6/12/2006

The Attentional Zoom Effect

In Motter & Belky's 1998 Vision Research paper, titled "The Zone of Focal Attention During Active Visual Search," they describe a radical new paradigm for identifying whether attention functions in a serial or parallel fashion in visual search. What follows is a brief summary of their logic, the experiments, and their conclusions.

For those unfamiliar with the visual search literature, there's been a heated debate about the relatively serial or parallel nature of visual search for quite some time. In simple feature search, one will often experience "pop out" in which an item differing only in a single way from distractors can be found almost immediately, in a way that is not dependent on the number of distractors or lure items. But in conjunctive search, where subjects search for targets that differ from distractors in terms of multiple features, the time it takes to find an object embedded in a field of distractors increases in a nearly linear fashion as the number of distractors increase. For this reason, some have proposed that attention must be deployed in a serial fashion to each item in conjunctive search. The slope of the quasi-linear search time function is interpreted as the amount of time to scan each object.

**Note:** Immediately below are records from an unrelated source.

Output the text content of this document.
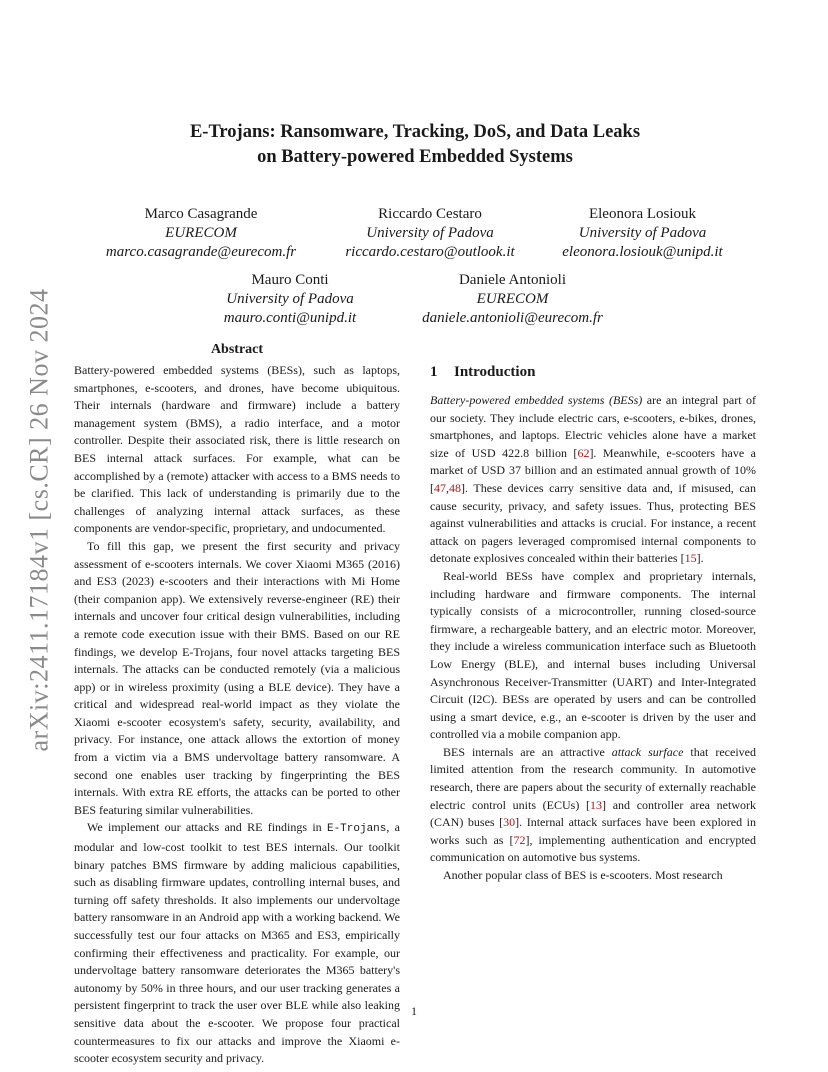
arXiv:2411.17184v1 [cs.CR] 26 Nov 2024
E-Trojans: Ransomware, Tracking, DoS, and Data Leaks
on Battery-powered Embedded Systems
Marco Casagrande
EURECOM
marco.casagrande@eurecom.fr
Riccardo Cestaro
University of Padova
riccardo.cestaro@outlook.it
Eleonora Losiouk
University of Padova
eleonora.losiouk@unipd.it
Mauro Conti
University of Padova
mauro.conti@unipd.it
Daniele Antonioli
EURECOM
daniele.antonioli@eurecom.fr
Abstract

Battery-powered embedded systems (BESs), such as laptops, smartphones, e-scooters, and drones, have become ubiquitous. Their internals (hardware and firmware) include a battery management system (BMS), a radio interface, and a motor controller. Despite their associated risk, there is little research on BES internal attack surfaces. For example, what can be accomplished by a (remote) attacker with access to a BMS needs to be clarified. This lack of understanding is primarily due to the challenges of analyzing internal attack surfaces, as these components are vendor-specific, proprietary, and undocumented.

To fill this gap, we present the first security and privacy assessment of e-scooters internals. We cover Xiaomi M365 (2016) and ES3 (2023) e-scooters and their interactions with Mi Home (their companion app). We extensively reverse-engineer (RE) their internals and uncover four critical design vulnerabilities, including a remote code execution issue with their BMS. Based on our RE findings, we develop E-Trojans, four novel attacks targeting BES internals. The attacks can be conducted remotely (via a malicious app) or in wireless proximity (using a BLE device). They have a critical and widespread real-world impact as they violate the Xiaomi e-scooter ecosystem's safety, security, availability, and privacy. For instance, one attack allows the extortion of money from a victim via a BMS undervoltage battery ransomware. A second one enables user tracking by fingerprinting the BES internals. With extra RE efforts, the attacks can be ported to other BES featuring similar vulnerabilities.

We implement our attacks and RE findings in E-Trojans, a modular and low-cost toolkit to test BES internals. Our toolkit binary patches BMS firmware by adding malicious capabilities, such as disabling firmware updates, controlling internal buses, and turning off safety thresholds. It also implements our undervoltage battery ransomware in an Android app with a working backend. We successfully test our four attacks on M365 and ES3, empirically confirming their effectiveness and practicality. For example, our undervoltage battery ransomware deteriorates the M365 battery's autonomy by 50% in three hours, and our user tracking generates a persistent fingerprint to track the user over BLE while also leaking sensitive data about the e-scooter. We propose four practical countermeasures to fix our attacks and improve the Xiaomi e-scooter ecosystem security and privacy.

1 Introduction

Battery-powered embedded systems (BESs) are an integral part of our society. They include electric cars, e-scooters, e-bikes, drones, smartphones, and laptops. Electric vehicles alone have a market size of USD 422.8 billion [62]. Meanwhile, e-scooters have a market of USD 37 billion and an estimated annual growth of 10% [47,48]. These devices carry sensitive data and, if misused, can cause security, privacy, and safety issues. Thus, protecting BES against vulnerabilities and attacks is crucial. For instance, a recent attack on pagers leveraged compromised internal components to detonate explosives concealed within their batteries [15].

Real-world BESs have complex and proprietary internals, including hardware and firmware components. The internal typically consists of a microcontroller, running closed-source firmware, a rechargeable battery, and an electric motor. Moreover, they include a wireless communication interface such as Bluetooth Low Energy (BLE), and internal buses including Universal Asynchronous Receiver-Transmitter (UART) and Inter-Integrated Circuit (I2C). BESs are operated by users and can be controlled using a smart device, e.g., an e-scooter is driven by the user and controlled via a mobile companion app.

BES internals are an attractive attack surface that received limited attention from the research community. In automotive research, there are papers about the security of externally reachable electric control units (ECUs) [13] and controller area network (CAN) buses [30]. Internal attack surfaces have been explored in works such as [72], implementing authentication and encrypted communication on automotive bus systems.

Another popular class of BES is e-scooters. Most research

1
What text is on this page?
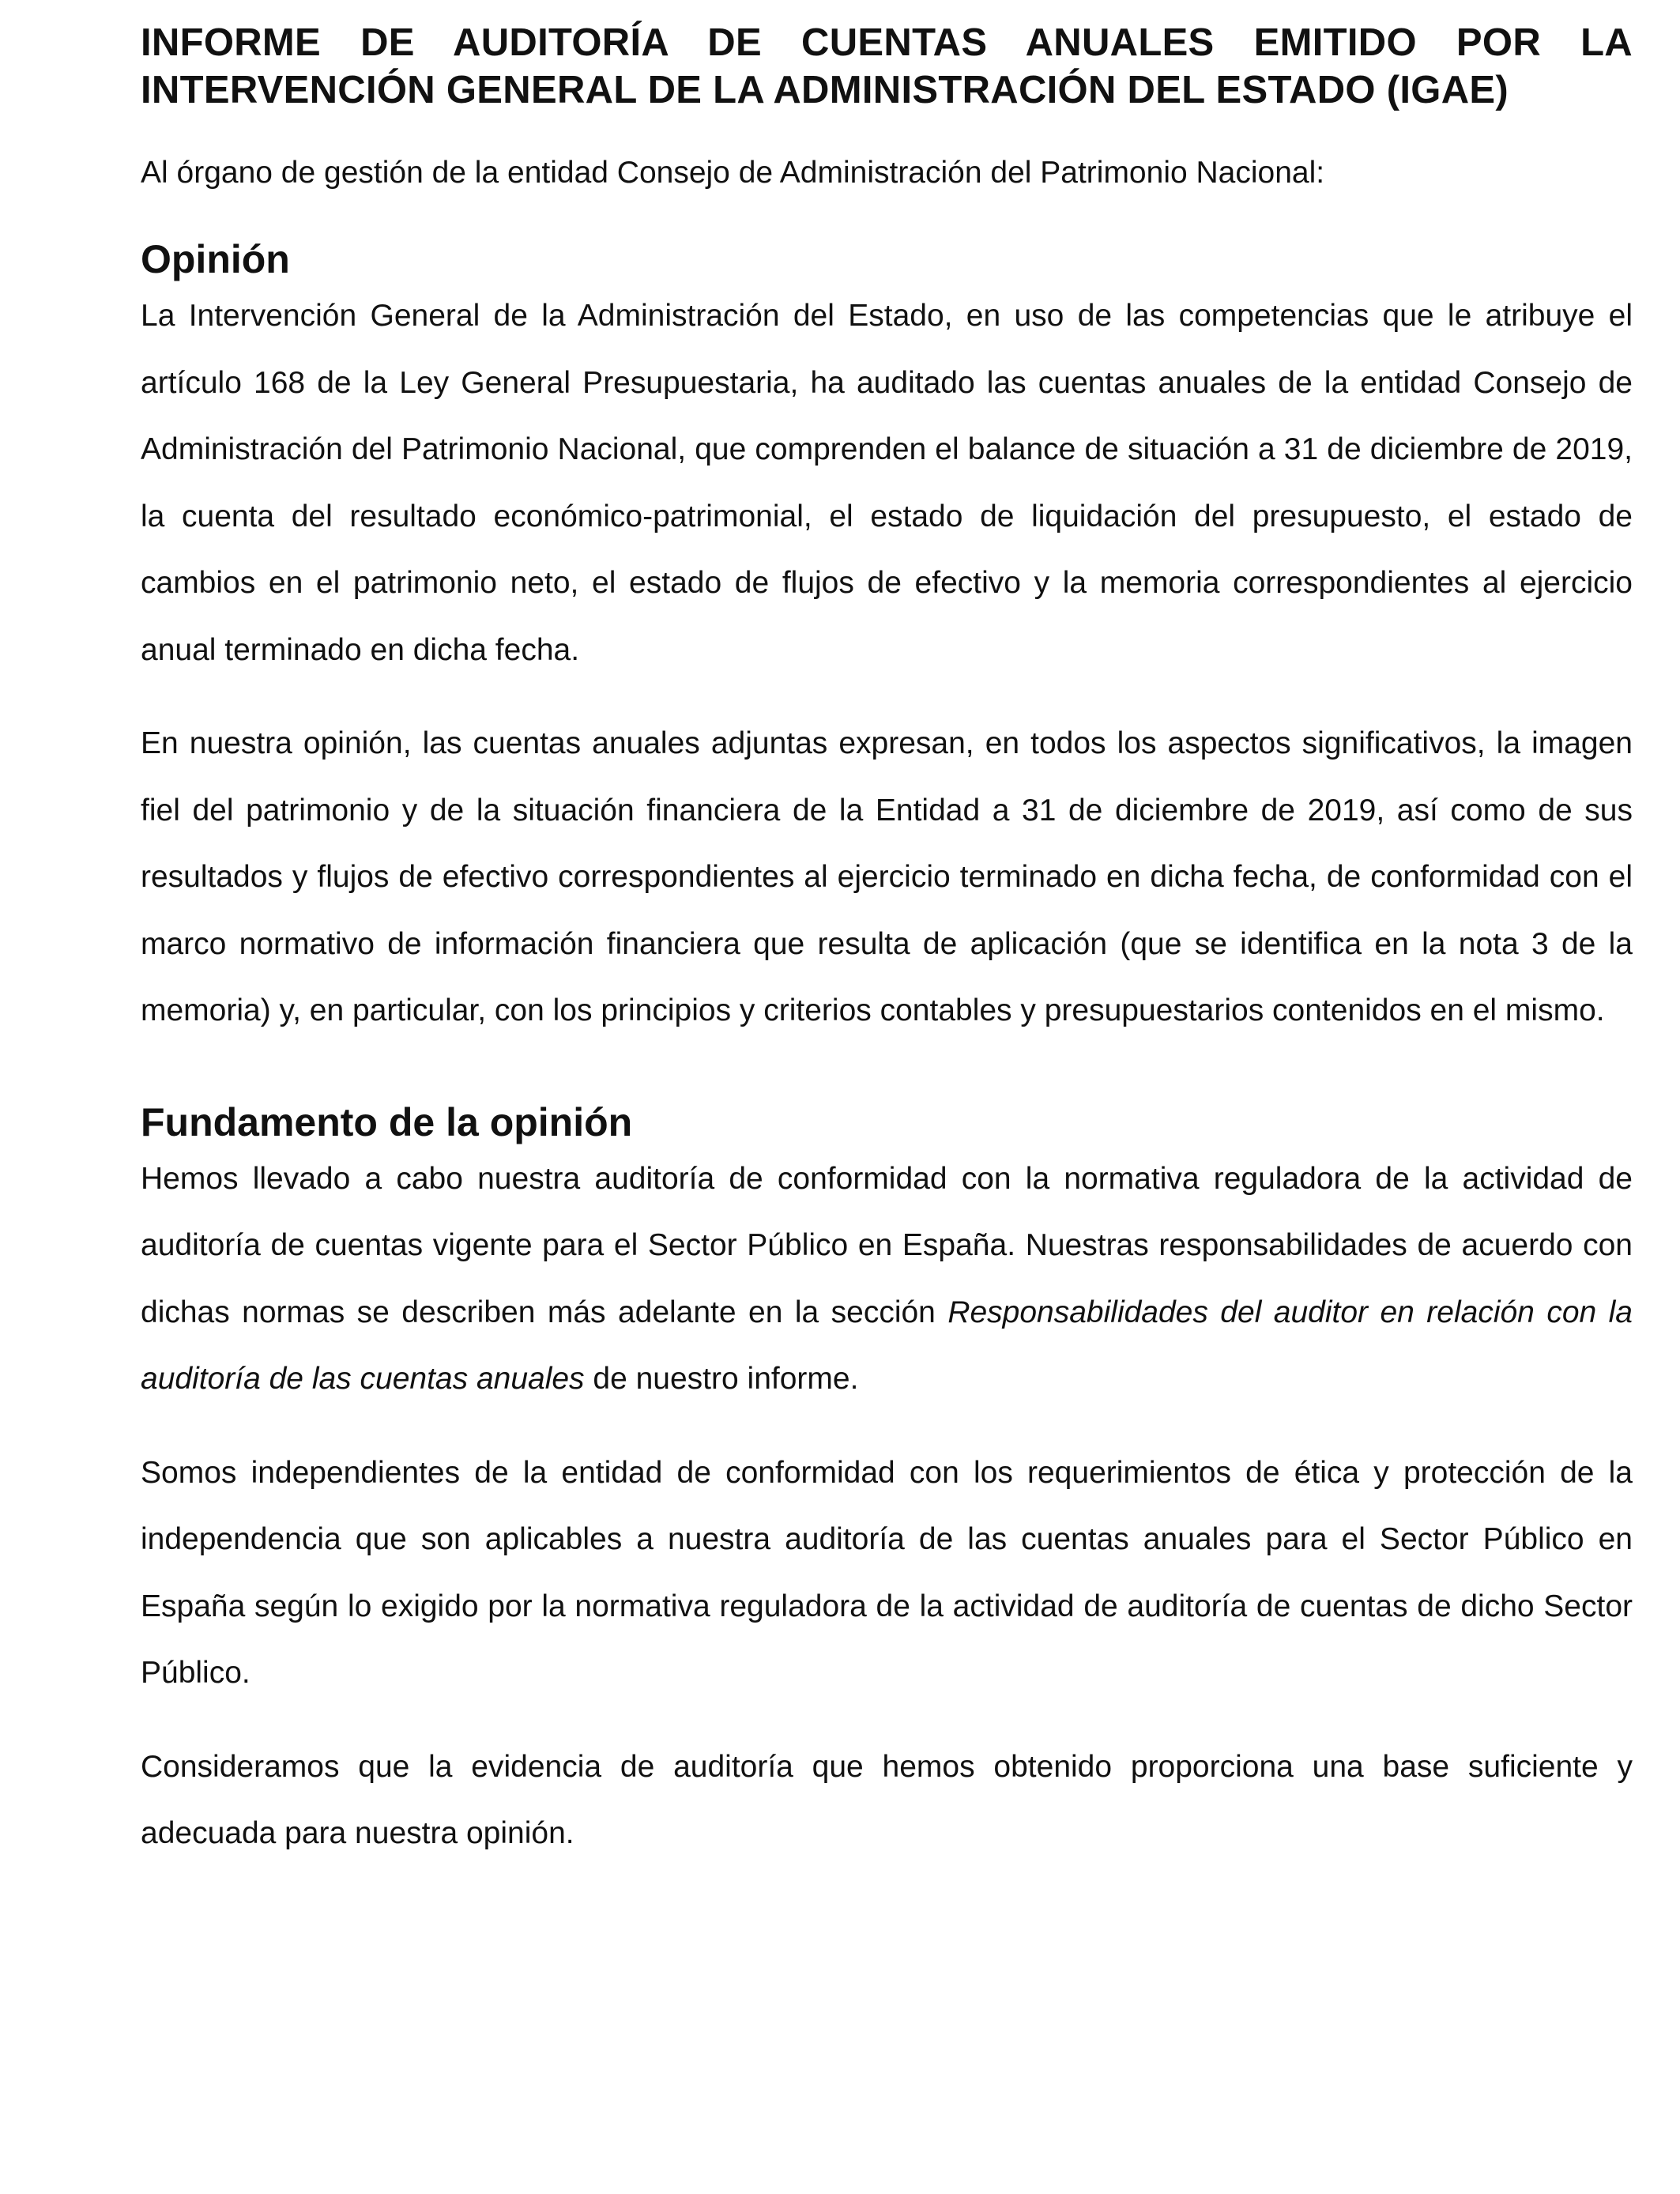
INFORME DE AUDITORÍA DE CUENTAS ANUALES EMITIDO POR LA
INTERVENCIÓN GENERAL DE LA ADMINISTRACIÓN DEL ESTADO (IGAE)

Al órgano de gestión de la entidad Consejo de Administración del Patrimonio Nacional:

Opinión

La Intervención General de la Administración del Estado, en uso de las competencias que le atribuye el artículo 168 de la Ley General Presupuestaria, ha auditado las cuentas anuales de la entidad Consejo de Administración del Patrimonio Nacional, que comprenden el balance de situación a 31 de diciembre de 2019, la cuenta del resultado económico-patrimonial, el estado de liquidación del presupuesto, el estado de cambios en el patrimonio neto, el estado de flujos de efectivo y la memoria correspondientes al ejercicio anual terminado en dicha fecha.

En nuestra opinión, las cuentas anuales adjuntas expresan, en todos los aspectos significativos, la imagen fiel del patrimonio y de la situación financiera de la Entidad a 31 de diciembre de 2019, así como de sus resultados y flujos de efectivo correspondientes al ejercicio terminado en dicha fecha, de conformidad con el marco normativo de información financiera que resulta de aplicación (que se identifica en la nota 3 de la memoria) y, en particular, con los principios y criterios contables y presupuestarios contenidos en el mismo.

Fundamento de la opinión

Hemos llevado a cabo nuestra auditoría de conformidad con la normativa reguladora de la actividad de auditoría de cuentas vigente para el Sector Público en España. Nuestras responsabilidades de acuerdo con dichas normas se describen más adelante en la sección Responsabilidades del auditor en relación con la auditoría de las cuentas anuales de nuestro informe.

Somos independientes de la entidad de conformidad con los requerimientos de ética y protección de la independencia que son aplicables a nuestra auditoría de las cuentas anuales para el Sector Público en España según lo exigido por la normativa reguladora de la actividad de auditoría de cuentas de dicho Sector Público.

Consideramos que la evidencia de auditoría que hemos obtenido proporciona una base suficiente y adecuada para nuestra opinión.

This search time is also affected by several other factors, including similarity between target-and distractors (aka discriminability) and which stimulus dimensions differentiate the two. Of course, the attentional scanning process need not have a one-to-one relationship with eye movements; in fact, attention might scan surrounding areas covertly during a single eye fixation. The size of the region available to this covert attentional scanning process may depend on stimulus density.

To test these hypotheses, the authors trained two rhesus monkeys to search for targets within a set of distractors. The stimuli were red and green bars, some of which were oriented at 0 degrees and others at 90 degrees. The number of items on a given trial was either 6, 12, 24, 48, or 96, and were always distributed evenly across the field of view. Two types of search tasks were run: feature search (e.g., look for the red bar, or look for the horizontal bar) and conjunction search (e.g., look for the red horizontal bar, or look for the green veritcal bar). Therefore, any given trial might be feature or conjunctive, with one of five array sizes, 44 possible target locations, and four possible target stimuli. Eye movements were tracked with scleral coils and video analysis.

The results showed that at small array sizes, feature search for color and orientation was equal. However, at higher array sizes, orientation actually became faster - suggesting that orientation search is affected by set size. Furthermore, the search time x array size functions were not perfectly linear, but instead was less positive at higher array sizes.

Statistical analysis did not show a correlation of array size with fixation duration, suggesting that attentional scanning may not be serial within each fixation. Yet the authors knew that information must be extracted from the areas surrounding each fixation, because # of fixations was always much less than half the array size. What if subjects were capable of processing the stimuli surrounding a fixated item in parallel with that item?

By determining the probability that a target was found given its distance from the current fixation, the authors were able to derive an empirical measure of the "conspicuity area," or to use the title of their paper, the zone of focal attention. In metaphorical terms, one might view this as the diameter of the attentional spotlight; according to these results, this "spotlight" does not encompass items that are more than 2 times the average nearest-neighbor interstimulus distance from fixation. Subsequent experiments suggest this finding is invariant to total display size, and that the results are essentially similar for more difficult conjunctive search tasks.